Karim Abdallah, a Partner with Strategy& Middle East, emphasized, “As recently as 2018, roughly 31 percent of those in the Arab world living in cities did so in decaying neighborhoods and dwellings. Our analysis shows that it would cost the region $500 billion to regenerate a sample of 15 densely populated cities, including Saudi Arabia, the UAE, Qatar, Egypt, Iraq, Syria, and Jordan. This injection of capital and urban planning has enormous potential to transform the livelihoods of millions of people, directly or indirectly.”
While economic growth brings undeniable social and economic advantages, rapid and unplanned urbanization often leads to various challenges, including environmental degradation, social issues, and neglect of cultural and historical sites. The Strategy& report emphasizes that several urban regeneration initiatives are already underway in the Middle East. Notably, Jeddah’s Al Balad district and downtown Sharjah in the UAE have embarked on transformation projects. However, these programs must strike a delicate balance between improvement and gentrification, addressing housing demands while preserving the aesthetic charm of neighborhoods, and enhancing socio-economic conditions while safeguarding historical heritage and social fabric.
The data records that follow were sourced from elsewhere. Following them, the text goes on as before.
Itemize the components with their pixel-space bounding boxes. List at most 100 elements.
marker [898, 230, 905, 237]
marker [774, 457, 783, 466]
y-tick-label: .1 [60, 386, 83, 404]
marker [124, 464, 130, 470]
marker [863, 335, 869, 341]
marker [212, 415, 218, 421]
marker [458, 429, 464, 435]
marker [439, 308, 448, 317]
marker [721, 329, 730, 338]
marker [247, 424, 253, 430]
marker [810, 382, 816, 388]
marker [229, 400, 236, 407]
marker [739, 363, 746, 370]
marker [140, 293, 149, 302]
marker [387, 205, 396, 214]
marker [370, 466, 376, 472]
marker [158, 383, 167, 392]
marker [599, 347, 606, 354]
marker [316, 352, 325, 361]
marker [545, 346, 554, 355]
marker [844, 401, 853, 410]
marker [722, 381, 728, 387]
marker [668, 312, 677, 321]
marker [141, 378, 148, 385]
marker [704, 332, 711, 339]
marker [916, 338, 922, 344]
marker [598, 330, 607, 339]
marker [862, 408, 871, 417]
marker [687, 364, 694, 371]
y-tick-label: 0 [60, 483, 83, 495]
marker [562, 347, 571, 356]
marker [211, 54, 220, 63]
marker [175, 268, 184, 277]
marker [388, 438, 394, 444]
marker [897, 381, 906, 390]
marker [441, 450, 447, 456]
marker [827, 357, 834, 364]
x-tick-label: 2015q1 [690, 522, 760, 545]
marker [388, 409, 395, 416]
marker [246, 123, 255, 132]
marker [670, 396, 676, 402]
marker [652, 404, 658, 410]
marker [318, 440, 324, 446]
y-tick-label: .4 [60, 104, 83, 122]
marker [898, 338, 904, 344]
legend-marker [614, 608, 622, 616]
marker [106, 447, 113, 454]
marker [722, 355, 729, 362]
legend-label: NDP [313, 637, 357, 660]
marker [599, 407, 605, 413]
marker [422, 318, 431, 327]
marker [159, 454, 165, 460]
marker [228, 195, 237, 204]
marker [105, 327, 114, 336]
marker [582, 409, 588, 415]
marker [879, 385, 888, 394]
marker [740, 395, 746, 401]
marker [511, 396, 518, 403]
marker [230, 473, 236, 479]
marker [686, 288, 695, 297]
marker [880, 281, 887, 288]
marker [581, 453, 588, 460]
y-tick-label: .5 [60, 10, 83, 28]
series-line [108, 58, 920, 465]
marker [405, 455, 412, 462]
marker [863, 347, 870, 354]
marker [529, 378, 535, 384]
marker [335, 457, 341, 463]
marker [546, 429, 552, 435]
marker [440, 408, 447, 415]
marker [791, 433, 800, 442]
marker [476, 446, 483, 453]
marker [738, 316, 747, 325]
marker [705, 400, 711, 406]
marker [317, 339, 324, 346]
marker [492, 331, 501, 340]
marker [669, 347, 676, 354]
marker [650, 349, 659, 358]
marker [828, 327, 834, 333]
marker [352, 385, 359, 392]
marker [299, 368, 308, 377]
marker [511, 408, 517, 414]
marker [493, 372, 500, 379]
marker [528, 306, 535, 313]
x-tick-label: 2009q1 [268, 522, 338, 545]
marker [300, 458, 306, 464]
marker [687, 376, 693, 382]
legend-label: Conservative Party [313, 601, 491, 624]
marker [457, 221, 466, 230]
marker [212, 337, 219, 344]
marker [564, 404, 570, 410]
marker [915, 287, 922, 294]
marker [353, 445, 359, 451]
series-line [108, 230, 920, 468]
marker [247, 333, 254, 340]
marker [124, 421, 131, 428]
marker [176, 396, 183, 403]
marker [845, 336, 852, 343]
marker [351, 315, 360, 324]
Urban regeneration, unlike traditional development, must not only revitalize old districts to enhance quality of life and economic opportunities but also prove financially viable for government agencies, developers, and financial institutions involved in sponsoring these projects. Striking a balance between social, environmental, and economic factors is essential to ensure the long-term success and sustainability of urban regeneration efforts.
The integration of ESG principles in urban regeneration strategies can bring about transformative changes across the MENA region. By incorporating sustainable practices and addressing the social needs of communities, these initiatives have the potential to uplift millions of people and create prosperous, inclusive, and culturally rich urban environments.
The Strategy& report serves as a call to action for MENA countries to prioritize urban regeneration and commit significant investments to this cause. By doing so, they can not only revitalize their cities but also drive economic growth, preserve their cultural heritage, and improve the lives of their citizens. The journey towards sustainable and inclusive urban development has begun, and it is crucial for governments, developers, and stakeholders to collaborate and embrace the principles of ESG to shape a brighter future for the region.